4 of 305 comments (clear)

  1. Oh? by temojen · · Score: 5, Insightful

    I wouldn't trust a hotel (or net-cafe) computer with a USB stick with my private keys, certificates, or banking password. Even if you boot off your USB stick, how do you know it's not booting under Xen? I think it's more likely that the hotel computer has malware already. chambermaids are not sysadmins.

  2. Trust? by wtown · · Score: 5, Insightful

    Assuming that you are willing to trust that this machine isn't (either by design or by tampering) just grabbing and logging all of your data.

    Granted, I'm sure protection mechanisms would be built in to address this, but I think I'd still be a bit skeptical.

  3. Re:Or you can go one better... by temojen · · Score: 5, Insightful

    Or just bring your own Laptop. Putting your confidential information in someone else's computer is not safe. ever.

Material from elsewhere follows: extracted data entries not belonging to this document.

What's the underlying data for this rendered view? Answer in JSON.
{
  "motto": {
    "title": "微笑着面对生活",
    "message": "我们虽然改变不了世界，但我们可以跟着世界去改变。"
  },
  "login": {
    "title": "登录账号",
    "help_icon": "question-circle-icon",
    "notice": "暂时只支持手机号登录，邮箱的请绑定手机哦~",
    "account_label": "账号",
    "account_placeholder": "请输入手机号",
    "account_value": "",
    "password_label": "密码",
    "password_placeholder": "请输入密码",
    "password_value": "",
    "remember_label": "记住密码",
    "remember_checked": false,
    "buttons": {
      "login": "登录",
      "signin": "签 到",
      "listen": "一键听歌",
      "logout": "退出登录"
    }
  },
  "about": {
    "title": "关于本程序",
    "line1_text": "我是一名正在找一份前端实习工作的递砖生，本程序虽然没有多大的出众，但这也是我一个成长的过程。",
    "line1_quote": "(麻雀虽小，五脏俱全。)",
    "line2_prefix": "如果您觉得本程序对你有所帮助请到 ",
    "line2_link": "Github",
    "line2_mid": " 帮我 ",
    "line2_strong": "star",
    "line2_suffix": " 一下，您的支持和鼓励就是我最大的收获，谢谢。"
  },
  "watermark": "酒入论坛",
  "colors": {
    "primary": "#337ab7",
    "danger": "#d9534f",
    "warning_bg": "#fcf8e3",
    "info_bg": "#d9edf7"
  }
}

  4. USB would need a security layer. by G4from128k · · Score: 5, Insightful
    This sounds like a security/privacy nightmare. What stops the host PC from copying the drive or infecting it with malware from the prior user. Even if the USB drive uses an encrypted filesystem, once you type your password into the PC to access any file on the user data partition, you have no guarantee that it won't access every file on the drive. I can also see this giving corporate security managers the screaming heebie jeebies over the thought of returning road-warrior executives bringing infected USB drives inside the the corporate firewall (yes, you can scan for malware but you're still susceptible to zero-day attacks and delays in AV updates).

    Perhaps this would work if the client machine were truly memory-less (no HD, no NVRAM, no flash ROM, etc.). Then the machine could be a secure blank slate for whatever the USB user needed to do. Given the prevalence of flashable firmware on everything (and the need for persistent machine configuration data), I doubt this is very feasible.

    --
    Two wrongs don't make a right, but three lefts do.